Every detail of the design at Kumo has been considered and reconsidered in an meticulous process of finding a whimsical yet true balance. On the one hand the beautiful bones of the historic building, which reflect the Japanese notes of its natural materials (stone, wood, concrete, steel and glass). On the other its simple, modernist proportions, which reveal the natural synergy between industrial Japanese and Art Deco style.
As the design evolved, we were inspired by the influence of Japanese art, primarily ukiyo-e woodblock prints on modernist architects (most notably Frank Lloyd Wright). The wood block prints that first arrived in Europe in the late 1880s were the seed of Art Nouveau – the new aesthetic that distinguished itself away from frilly Victorian detail and realism and towards flowing, natural, botanically-inspired shapes and simple flat 2D geometry. We saw the ‘borrowed’ patterns and shapes taken Japanese design and widely copied within Art Nouveau, then Art Deco, an extension of Art Nouveau that simplified it and moved toward a more machine-oriented and streamlined industrial aesthetic.

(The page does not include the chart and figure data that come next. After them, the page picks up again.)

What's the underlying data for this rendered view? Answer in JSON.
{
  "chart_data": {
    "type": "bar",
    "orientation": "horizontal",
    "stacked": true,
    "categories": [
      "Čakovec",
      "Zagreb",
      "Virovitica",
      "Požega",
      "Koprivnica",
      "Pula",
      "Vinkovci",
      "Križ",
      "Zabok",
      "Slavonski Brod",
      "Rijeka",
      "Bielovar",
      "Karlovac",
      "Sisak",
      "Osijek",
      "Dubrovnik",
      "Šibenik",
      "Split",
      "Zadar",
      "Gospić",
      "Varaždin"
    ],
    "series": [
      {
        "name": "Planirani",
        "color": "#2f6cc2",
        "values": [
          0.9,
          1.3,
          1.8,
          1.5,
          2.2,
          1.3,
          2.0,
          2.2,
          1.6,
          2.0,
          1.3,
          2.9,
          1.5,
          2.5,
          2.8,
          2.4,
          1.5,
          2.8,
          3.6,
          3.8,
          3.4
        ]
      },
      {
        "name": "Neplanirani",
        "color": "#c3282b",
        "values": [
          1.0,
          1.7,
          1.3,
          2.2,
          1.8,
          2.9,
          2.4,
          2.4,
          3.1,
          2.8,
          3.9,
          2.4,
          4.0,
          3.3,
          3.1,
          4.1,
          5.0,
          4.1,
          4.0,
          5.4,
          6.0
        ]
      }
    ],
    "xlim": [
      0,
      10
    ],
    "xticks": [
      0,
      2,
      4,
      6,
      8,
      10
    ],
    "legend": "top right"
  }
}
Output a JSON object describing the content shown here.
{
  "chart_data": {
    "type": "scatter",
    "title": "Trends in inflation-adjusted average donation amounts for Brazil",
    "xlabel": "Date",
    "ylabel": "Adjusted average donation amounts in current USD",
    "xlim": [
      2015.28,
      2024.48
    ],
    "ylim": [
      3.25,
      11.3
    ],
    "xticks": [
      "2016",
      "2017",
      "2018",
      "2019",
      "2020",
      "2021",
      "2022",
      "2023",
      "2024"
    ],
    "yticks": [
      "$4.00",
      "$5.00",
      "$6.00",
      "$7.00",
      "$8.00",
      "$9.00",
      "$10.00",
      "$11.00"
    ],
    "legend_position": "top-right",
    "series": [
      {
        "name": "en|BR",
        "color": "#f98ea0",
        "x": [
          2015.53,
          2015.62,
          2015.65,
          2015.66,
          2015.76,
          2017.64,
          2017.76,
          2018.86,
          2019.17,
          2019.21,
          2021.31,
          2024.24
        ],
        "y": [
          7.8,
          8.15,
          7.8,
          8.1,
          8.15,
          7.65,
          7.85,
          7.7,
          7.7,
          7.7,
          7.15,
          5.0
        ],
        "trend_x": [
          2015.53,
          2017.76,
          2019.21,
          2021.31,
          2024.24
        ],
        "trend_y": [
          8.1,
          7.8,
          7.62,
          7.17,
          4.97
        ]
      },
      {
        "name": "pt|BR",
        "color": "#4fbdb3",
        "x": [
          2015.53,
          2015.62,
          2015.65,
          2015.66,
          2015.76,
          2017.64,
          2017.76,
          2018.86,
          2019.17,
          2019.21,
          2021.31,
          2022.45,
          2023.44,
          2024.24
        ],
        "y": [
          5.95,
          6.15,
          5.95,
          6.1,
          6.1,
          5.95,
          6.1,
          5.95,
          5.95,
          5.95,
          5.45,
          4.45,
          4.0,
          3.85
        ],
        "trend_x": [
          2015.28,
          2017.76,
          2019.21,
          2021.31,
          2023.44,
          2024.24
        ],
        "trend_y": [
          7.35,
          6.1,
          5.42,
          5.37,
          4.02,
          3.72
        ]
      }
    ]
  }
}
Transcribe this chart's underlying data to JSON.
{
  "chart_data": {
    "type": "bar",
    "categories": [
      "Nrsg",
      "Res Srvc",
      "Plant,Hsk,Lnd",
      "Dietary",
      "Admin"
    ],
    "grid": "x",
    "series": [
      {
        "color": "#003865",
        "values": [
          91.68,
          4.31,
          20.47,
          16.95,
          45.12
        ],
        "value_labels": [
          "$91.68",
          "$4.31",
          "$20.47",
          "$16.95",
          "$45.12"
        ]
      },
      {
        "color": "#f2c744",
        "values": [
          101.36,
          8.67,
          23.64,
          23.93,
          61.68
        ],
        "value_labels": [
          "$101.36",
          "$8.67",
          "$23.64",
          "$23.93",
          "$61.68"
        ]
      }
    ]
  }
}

You’ll find many recycled ‘found objects’ from the original 1956 decor as well as great use of recycled Victorian Ash and Tassie Oak (in particular the eight metre communal table, which seats 26, and the 15 metre bar, seating 18). You’ll also find 1930s inspired, custom made bar stools and chairs (modelled on a traditional machinist’s chair) with hand-crafted iron frames, and dusky dark green and blue leather seats. Special care has been taken to source hand-painted lamp shades reminiscent of those found in the State Library Reading Room – which create pools of light that welcome intimate conversation. Many details have been hand made by local craftspeople and artisan builders, so we’re extremely proud of Kumo.
Whether your’re at the bar, the communal table, or huddled in a booth, there’s something for everyone – including a 10-seater tatami room for private dining.
Kumo founder and co-owner Andre Bishop is one of Melbourne’s quiet achievers in hospitality.
He’s the man behind the revitalisation of Japanese institution Izakaya Chuji, on Lonsdale Street In Melbourne. He also created Izakaya Chuji’s South Melbourne offshoot.
Andre is also behind Nihonshu Sake & Shochu Bar in Melbourne’s CBD.
Other venues that have seen Andre’s touch are the pioneering Japanese pop culture Robot Bar as well as the multi-award winning Golden Monkey (inspired by the 1920s opium dens and bars of Shanghai).